Domino’s efforts to strengthen its U.S. market face a common problem: construction delays.
Specifically, the company said delays in permitting and construction have slowed unit growth, a problem that is expected to persist for at least a year.
“We’ve already signaled that in the United States, between the permitting and construction delays that we’re facing, we’re going to see a slowdown,” Sandeep Reddy, Domino’s chief financial officer, told investors this week. “This downturn has happened.”
“Until we see the permitting and construction timelines come down completely, it will be a headwind,” he added.
Indeed, Domino’s U.S. unit growth has averaged about 60 locations per quarter between the fourth quarter of 2020 and the first quarter of this year.
Still, the company only added 22 slots in the second quarter and 24 in the third.
On a percentage basis, that means Domino’s unit count growth fell to 2.7% in the last 12 months, from 3.7% in the same period a year ago.
Domino’s, however, believes its unit growth will return soon because franchisees can generate a return by building new locations. “The demand is very strong from our franchisees,” Reddy said. “That’s why we’re really, really confident that we’re on track to hit that 8,000+ mark.”

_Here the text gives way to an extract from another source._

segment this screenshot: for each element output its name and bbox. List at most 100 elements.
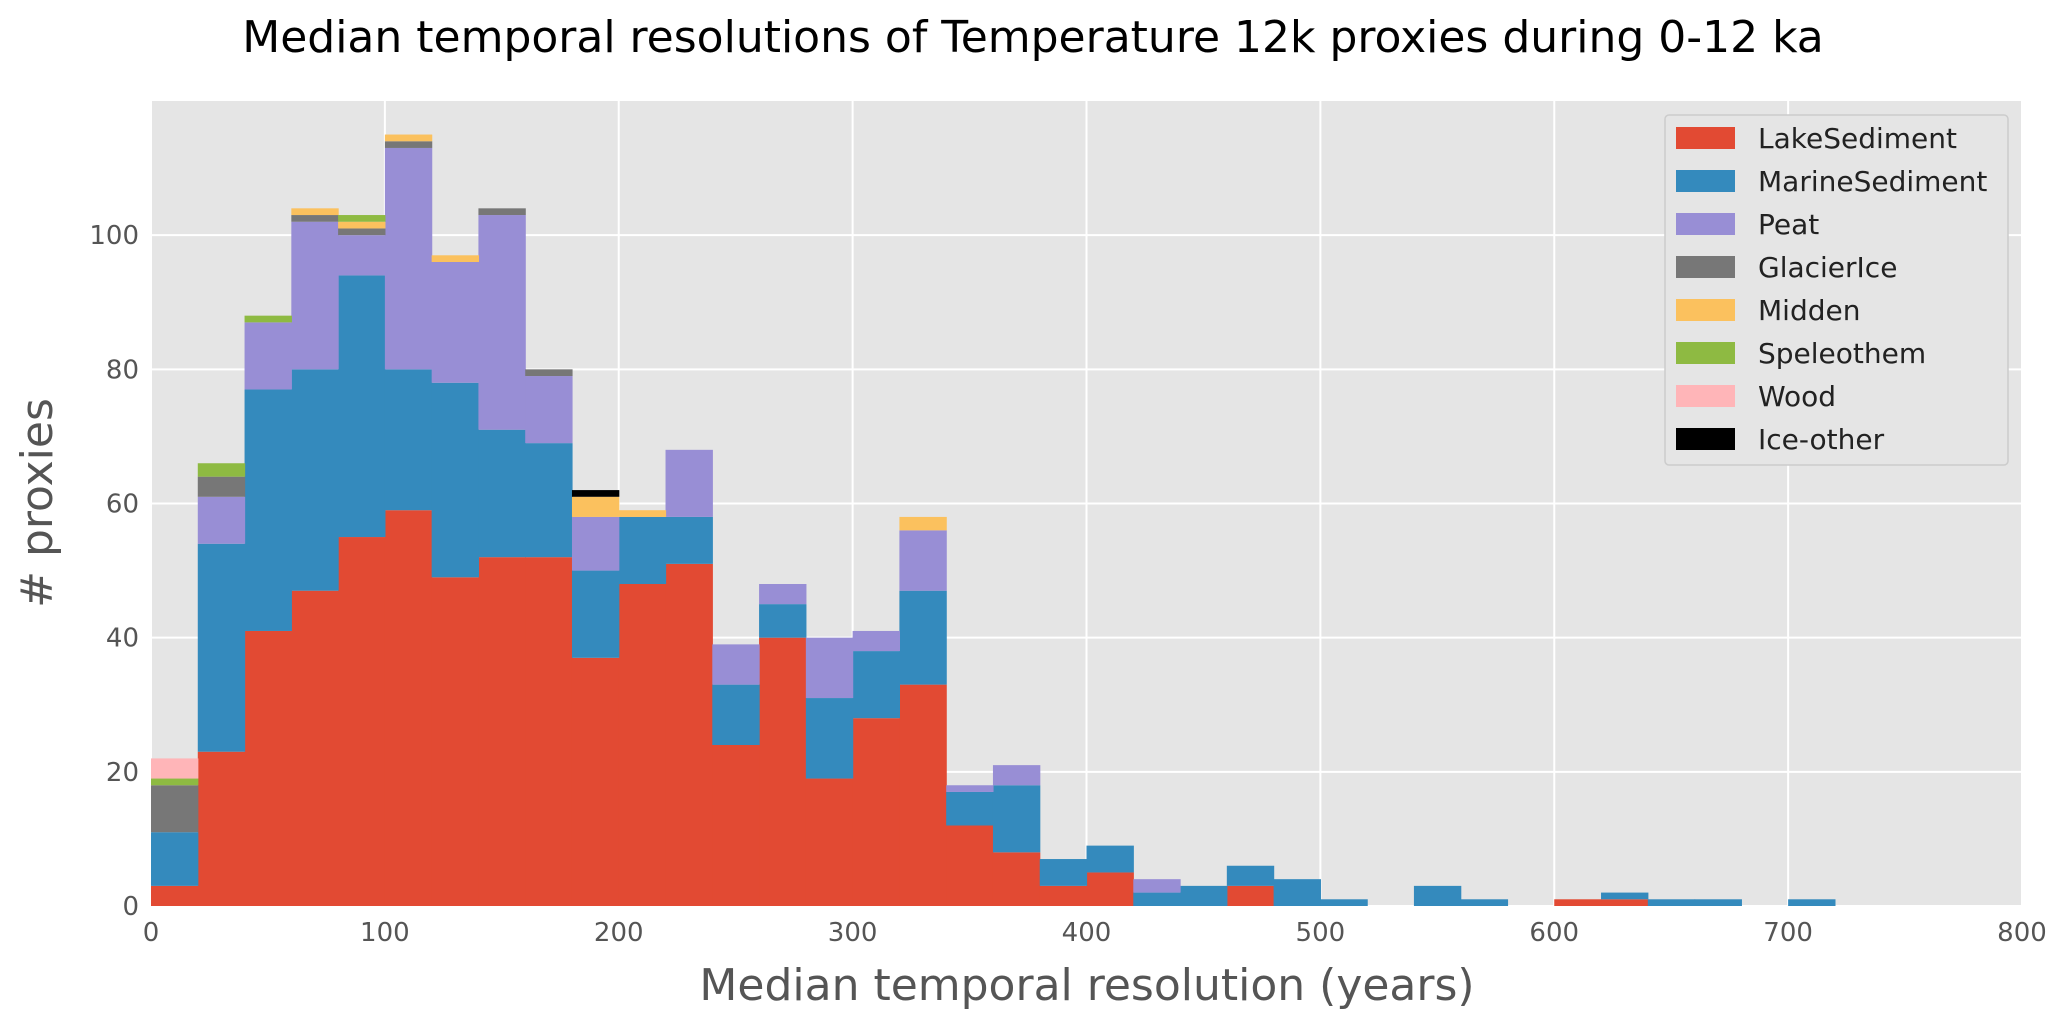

Permitting and construction delays in recent months have affected more than a few restaurant chains and have apparently continued, although some supply chain issues appear to have eased. Companies like Noodles and Shake Shack have had issues with building new restaurants in recent months, among other things.

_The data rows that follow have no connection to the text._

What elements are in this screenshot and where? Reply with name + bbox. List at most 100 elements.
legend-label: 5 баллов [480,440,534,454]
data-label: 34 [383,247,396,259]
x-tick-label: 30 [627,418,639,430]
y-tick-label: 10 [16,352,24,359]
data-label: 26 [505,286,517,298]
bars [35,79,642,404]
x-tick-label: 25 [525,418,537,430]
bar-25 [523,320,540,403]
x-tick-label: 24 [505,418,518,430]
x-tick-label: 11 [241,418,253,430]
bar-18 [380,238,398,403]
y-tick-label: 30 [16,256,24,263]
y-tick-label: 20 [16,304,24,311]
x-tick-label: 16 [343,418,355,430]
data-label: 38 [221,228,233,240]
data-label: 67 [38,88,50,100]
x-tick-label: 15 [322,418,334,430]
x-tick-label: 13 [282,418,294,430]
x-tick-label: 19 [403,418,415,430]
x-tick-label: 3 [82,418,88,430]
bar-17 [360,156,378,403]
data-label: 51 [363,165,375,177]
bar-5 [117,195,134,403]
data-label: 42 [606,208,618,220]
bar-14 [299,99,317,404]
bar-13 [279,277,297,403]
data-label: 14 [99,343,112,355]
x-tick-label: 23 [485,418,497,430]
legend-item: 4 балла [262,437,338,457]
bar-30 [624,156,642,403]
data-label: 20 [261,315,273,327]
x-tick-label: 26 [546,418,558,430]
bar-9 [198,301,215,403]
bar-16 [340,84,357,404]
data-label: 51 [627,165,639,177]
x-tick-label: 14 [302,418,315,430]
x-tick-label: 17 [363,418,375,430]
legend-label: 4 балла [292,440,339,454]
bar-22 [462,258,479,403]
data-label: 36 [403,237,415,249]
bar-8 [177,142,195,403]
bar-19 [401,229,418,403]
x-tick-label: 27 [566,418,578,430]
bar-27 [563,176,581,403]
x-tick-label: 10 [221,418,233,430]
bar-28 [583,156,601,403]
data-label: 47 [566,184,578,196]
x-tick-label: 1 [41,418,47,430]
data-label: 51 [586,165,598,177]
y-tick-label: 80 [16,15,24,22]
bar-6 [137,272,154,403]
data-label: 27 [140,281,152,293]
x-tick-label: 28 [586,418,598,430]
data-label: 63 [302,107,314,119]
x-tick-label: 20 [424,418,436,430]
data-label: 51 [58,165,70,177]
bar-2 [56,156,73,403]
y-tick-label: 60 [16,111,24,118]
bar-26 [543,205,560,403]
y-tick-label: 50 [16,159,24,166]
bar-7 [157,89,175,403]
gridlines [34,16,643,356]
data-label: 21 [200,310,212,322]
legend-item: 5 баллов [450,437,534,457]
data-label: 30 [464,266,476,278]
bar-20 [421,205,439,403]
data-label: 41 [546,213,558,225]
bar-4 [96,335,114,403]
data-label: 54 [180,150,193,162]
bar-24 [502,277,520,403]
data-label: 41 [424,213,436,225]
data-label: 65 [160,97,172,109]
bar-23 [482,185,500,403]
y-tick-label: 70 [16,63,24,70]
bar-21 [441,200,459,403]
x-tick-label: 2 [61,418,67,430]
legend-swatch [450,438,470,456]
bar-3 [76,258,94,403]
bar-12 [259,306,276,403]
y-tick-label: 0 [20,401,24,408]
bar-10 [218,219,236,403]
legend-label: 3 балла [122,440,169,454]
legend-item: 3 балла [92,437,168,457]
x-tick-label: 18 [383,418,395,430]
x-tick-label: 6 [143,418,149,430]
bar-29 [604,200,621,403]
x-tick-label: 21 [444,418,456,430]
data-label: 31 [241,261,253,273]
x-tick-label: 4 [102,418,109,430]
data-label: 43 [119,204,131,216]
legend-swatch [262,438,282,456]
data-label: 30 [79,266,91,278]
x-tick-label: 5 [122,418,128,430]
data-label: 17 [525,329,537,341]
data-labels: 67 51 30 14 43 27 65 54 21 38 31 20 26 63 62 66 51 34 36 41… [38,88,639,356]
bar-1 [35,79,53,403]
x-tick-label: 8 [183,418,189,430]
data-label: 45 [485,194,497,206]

For Domino’s, this 8,000 location mark is a key goal. Just before the pandemic hit, the Ann Arbor, Michigan-based pizza chain made it a key strategic goal to build more locations in existing markets, dubbed “fortressing.” With 6,400 locations, that means it needs another 1,600 restaurants to reach that level.
According to the company, adding more locations per market would generate more take-out sales while improving delivery times and overall service. The company felt the move was key to making it more competitive in the face of growing competition from delivery players.

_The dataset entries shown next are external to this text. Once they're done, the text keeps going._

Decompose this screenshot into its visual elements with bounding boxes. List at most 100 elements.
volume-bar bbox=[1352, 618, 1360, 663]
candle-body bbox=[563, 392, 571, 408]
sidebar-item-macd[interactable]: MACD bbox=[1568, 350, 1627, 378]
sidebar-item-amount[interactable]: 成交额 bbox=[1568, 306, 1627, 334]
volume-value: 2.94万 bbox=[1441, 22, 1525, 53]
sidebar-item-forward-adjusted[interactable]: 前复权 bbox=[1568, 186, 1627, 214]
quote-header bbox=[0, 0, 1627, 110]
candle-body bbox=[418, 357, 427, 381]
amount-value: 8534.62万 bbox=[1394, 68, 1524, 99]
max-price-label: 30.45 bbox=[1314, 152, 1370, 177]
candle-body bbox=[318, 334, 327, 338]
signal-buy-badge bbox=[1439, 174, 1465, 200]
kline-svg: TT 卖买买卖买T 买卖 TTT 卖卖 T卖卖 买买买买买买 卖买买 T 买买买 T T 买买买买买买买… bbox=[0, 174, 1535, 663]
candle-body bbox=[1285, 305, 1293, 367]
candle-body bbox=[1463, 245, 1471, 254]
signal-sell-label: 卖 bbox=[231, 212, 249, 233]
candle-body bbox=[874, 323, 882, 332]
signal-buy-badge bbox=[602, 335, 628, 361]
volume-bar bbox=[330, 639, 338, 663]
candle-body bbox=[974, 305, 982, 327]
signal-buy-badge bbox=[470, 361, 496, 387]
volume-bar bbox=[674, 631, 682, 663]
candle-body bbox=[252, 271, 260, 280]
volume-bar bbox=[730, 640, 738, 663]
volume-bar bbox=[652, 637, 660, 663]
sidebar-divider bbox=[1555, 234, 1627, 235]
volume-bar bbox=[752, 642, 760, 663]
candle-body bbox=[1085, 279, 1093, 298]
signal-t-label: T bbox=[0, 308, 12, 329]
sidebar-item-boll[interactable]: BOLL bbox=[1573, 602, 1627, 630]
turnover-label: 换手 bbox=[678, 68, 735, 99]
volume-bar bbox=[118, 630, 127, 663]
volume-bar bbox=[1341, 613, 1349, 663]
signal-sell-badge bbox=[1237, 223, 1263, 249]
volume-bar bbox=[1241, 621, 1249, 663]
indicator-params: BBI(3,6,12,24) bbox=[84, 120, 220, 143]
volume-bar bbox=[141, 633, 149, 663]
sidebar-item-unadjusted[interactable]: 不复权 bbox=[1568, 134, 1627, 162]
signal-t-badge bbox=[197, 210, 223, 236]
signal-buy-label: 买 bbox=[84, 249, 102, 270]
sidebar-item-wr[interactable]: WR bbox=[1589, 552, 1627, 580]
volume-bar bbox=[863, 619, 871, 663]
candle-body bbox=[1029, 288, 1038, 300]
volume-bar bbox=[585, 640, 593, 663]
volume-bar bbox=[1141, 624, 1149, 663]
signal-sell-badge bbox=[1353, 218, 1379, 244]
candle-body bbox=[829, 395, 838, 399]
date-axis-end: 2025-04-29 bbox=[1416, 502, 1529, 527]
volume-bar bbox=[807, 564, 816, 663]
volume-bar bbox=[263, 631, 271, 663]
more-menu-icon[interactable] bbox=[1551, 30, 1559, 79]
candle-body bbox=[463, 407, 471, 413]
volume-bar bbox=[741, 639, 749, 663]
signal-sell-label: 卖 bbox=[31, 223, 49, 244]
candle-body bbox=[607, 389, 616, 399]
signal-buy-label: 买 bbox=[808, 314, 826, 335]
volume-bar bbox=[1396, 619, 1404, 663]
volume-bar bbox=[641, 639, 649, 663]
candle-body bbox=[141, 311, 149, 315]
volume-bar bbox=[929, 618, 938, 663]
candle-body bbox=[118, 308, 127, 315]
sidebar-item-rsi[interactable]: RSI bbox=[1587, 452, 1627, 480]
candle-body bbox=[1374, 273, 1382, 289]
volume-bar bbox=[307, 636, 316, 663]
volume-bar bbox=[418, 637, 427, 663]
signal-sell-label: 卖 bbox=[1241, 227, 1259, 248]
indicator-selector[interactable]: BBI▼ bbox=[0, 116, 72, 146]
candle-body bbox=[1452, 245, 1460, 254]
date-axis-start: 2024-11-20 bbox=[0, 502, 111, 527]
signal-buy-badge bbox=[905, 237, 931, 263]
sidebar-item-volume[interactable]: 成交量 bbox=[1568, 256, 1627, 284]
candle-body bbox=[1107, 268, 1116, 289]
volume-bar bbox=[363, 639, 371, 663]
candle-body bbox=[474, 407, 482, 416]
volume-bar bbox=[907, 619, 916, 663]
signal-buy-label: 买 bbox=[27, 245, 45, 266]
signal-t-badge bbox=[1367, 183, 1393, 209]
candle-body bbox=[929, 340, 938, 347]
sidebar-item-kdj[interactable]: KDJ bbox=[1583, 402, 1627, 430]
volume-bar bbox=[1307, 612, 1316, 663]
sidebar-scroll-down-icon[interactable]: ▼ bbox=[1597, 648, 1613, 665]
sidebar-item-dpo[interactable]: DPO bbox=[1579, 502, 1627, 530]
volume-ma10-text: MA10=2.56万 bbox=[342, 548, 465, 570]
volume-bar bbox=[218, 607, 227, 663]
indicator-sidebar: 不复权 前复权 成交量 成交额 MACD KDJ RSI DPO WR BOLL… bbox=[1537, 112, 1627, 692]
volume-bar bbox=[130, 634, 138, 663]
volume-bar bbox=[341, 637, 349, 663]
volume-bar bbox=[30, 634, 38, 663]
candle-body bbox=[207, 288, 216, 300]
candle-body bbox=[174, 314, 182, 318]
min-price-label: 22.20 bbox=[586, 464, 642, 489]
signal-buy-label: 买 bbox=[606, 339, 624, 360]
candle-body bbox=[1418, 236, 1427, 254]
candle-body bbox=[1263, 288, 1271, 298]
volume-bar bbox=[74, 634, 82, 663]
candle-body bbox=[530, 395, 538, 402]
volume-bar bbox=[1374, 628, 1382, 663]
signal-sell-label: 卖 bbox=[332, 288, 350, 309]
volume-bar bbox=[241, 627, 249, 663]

In other words, he was willing to give up some short-term same-store sales growth in exchange for overall retail sales growth.
It is not certain that the company will achieve this. Retail sales growth has slowed in recent quarters as same-store sales have struggled to emerge from the pandemic, which the company initially blamed on driver shortages but now appears to be impacted more by inflation and spending restrictions on its major consumers.
But that certainly doesn’t hurt the growth of takeout sales. Same-store delivery sales increased 20% in the third quarter, while same-store delivery sales fell 7.5%. Domino’s expects to become more competitive with more traditional fast food chains in the coming months.
Domino’s has also recently used refranchising to further stimulate its growth. The company refranchised its Michigan market, for example. And it recently sold 114 locations in Salt Lake City and Phoenix to 11 franchisees. “The refranchising strategy for us is really more of a growth strategy,” CEO Russ Weiner told investors.